Mme Catherine Procaccia. Monsieur le secrétaire d’État, il y a sept mois, lors d’une question d’actualité, j’interrogeais ici même le ministre du travail, de l’emploi et de la santé et le ministre en charge de l’industrie, de l’énergie et de l’économie numérique sur les dérives d’un certain nombre de « gros » comités d’entreprises, comme ceux de la RATP, d’Air France, de la SNCF, de SeaFrance – déjà ! – et d’EDF-GDF.
Je leur demandais que les comptes de ces comités d’entreprises soient soumis aux mêmes obligations de contrôles que les comptes des syndicats, contrôles que ces derniers acceptent de publier en toute transparence ; cette requête ne me paraissait ni insupportable ni incongrue.

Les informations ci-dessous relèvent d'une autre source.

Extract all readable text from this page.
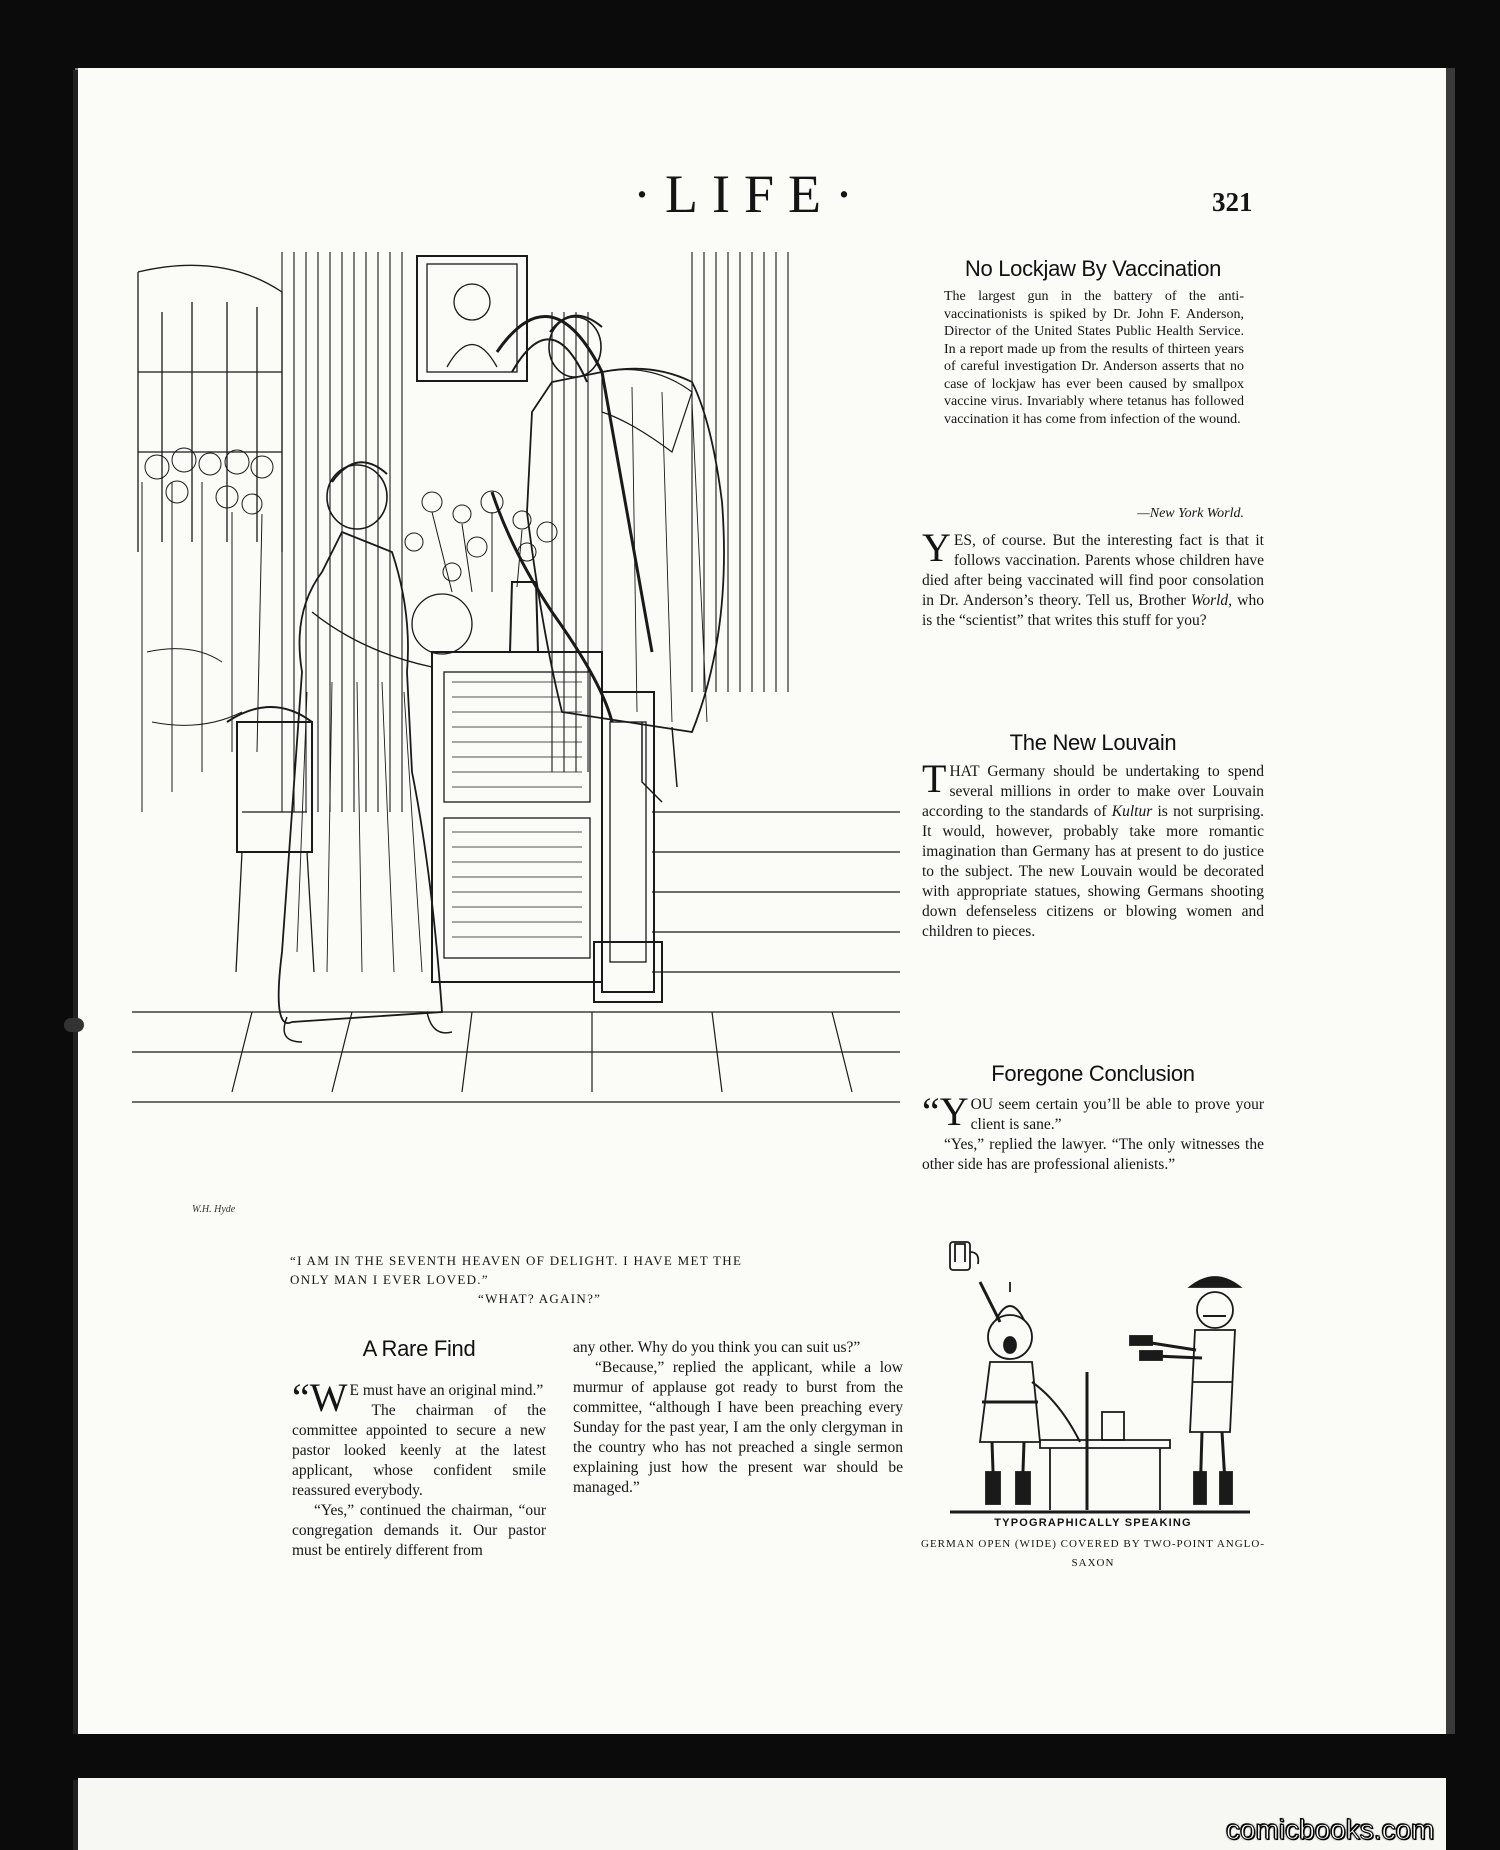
·LIFE·	321
W.H. Hyde
“I AM IN THE SEVENTH HEAVEN OF DELIGHT. I HAVE MET THE
ONLY MAN I EVER LOVED.”
“WHAT? AGAIN?”
No Lockjaw By Vaccination
The largest gun in the battery of the anti-vaccinationists is spiked by Dr. John F. Anderson, Director of the United States Public Health Service. In a report made up from the results of thirteen years of careful investigation Dr. Anderson asserts that no case of lockjaw has ever been caused by smallpox vaccine virus. Invariably where tetanus has followed vaccination it has come from infection of the wound.
—New York World.
YES, of course. But the interesting fact is that it follows vaccination. Parents whose children have died after being vaccinated will find poor consolation in Dr. Anderson’s theory. Tell us, Brother World, who is the “scientist” that writes this stuff for you?
The New Louvain
THAT Germany should be undertaking to spend several millions in order to make over Louvain according to the standards of Kultur is not surprising. It would, however, probably take more romantic imagination than Germany has at present to do justice to the subject. The new Louvain would be decorated with appropriate statues, showing Germans shooting down defenseless citizens or blowing women and children to pieces.
Foregone Conclusion

“YOU seem certain you’ll be able to prove your client is sane.”

“Yes,” replied the lawyer. “The only witnesses the other side has are professional alienists.”

A Rare Find

“W E must have an original mind.”

The chairman of the committee appointed to secure a new pastor looked keenly at the latest applicant, whose confident smile reassured everybody.

“Yes,” continued the chairman, “our congregation demands it. Our pastor must be entirely different from

any other. Why do you think you can suit us?”

“Because,” replied the applicant, while a low murmur of applause got ready to burst from the committee, “although I have been preaching every Sunday for the past year, I am the only clergyman in the country who has not preached a single sermon explaining just how the present war should be managed.”

TYPOGRAPHICALLY SPEAKING
GERMAN OPEN (WIDE) COVERED BY TWO-POINT ANGLO-SAXON
comicbooks.com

M. le ministre Éric Besson m’avait alors répondu : « Le Gouvernement a fait son travail, et il demande maintenant instamment aux partenaires sociaux de lui adresser rapidement, comme vous le souhaitez, des propositions quant à la redéfinition de l’assiette du financement des institutions, à leur contrôle, y compris celui que vous avez évoqué [c’est-à-dire la Caisse centrale des activités sociales, la CCAS], et à leur gouvernance. Xavier Bertrand et moi-même avons demandé des réponses très rapides ».
Les dérives de SeaFrance étaient déjà connues de tous – même de moi, qui n’ai aucune attache locale dans la région. Et la vitesse n’est pas vraiment ce qui a caractérisé ce dossier…
Il y a quelques semaines, le ministre du travail m’a fait savoir que les partenaires sociaux acceptaient enfin d’engager une concertation sur la façon de contrôler les gros comités d’entreprises gérant les œuvres sociales.
Qu’en est-il de la CCAS, à propos de laquelle le ministre Éric Besson m’avait répondu : « Vous avez raison, il faut mettre fin à certaines des dérives que vous venez de rappeler, en réformant les institutions sociales du personnel des industries électriques et gazières » ? Il ajoutait : « Le Gouvernement est tout à fait résolu. Les dérives que vous avez rappelées doivent cesser rapidement ! » et déclarait que « le processus a été trop long, et le rapport de la Cour des Comptes montre qu’il faut désormais aller plus vite ».
Monsieur le secrétaire d’État, j’espère qu’aujourd’hui vous pourrez m’apporter une réponse un peu plus précise, non seulement sur la situation d’EDF-GDF, mais aussi sur la réforme de son financement.
À un moment où le prix de l’électricité et du gaz ne cesse d’augmenter, les abonnés vont-ils payer encore longtemps 1 % de leur facture pour financer des actions qui n’ont parfois qu’un lien très lointain avec le social ?
Le Gouvernement entend-il revenir sur le financement unique de ce comité d’entreprise ? Je dis « unique » et non pas « inique », même si un certain nombre d’entre nous pensent qu’il est aussi « inique »… Je souhaiterais également que vous puissiez me communiquer un calendrier de réforme.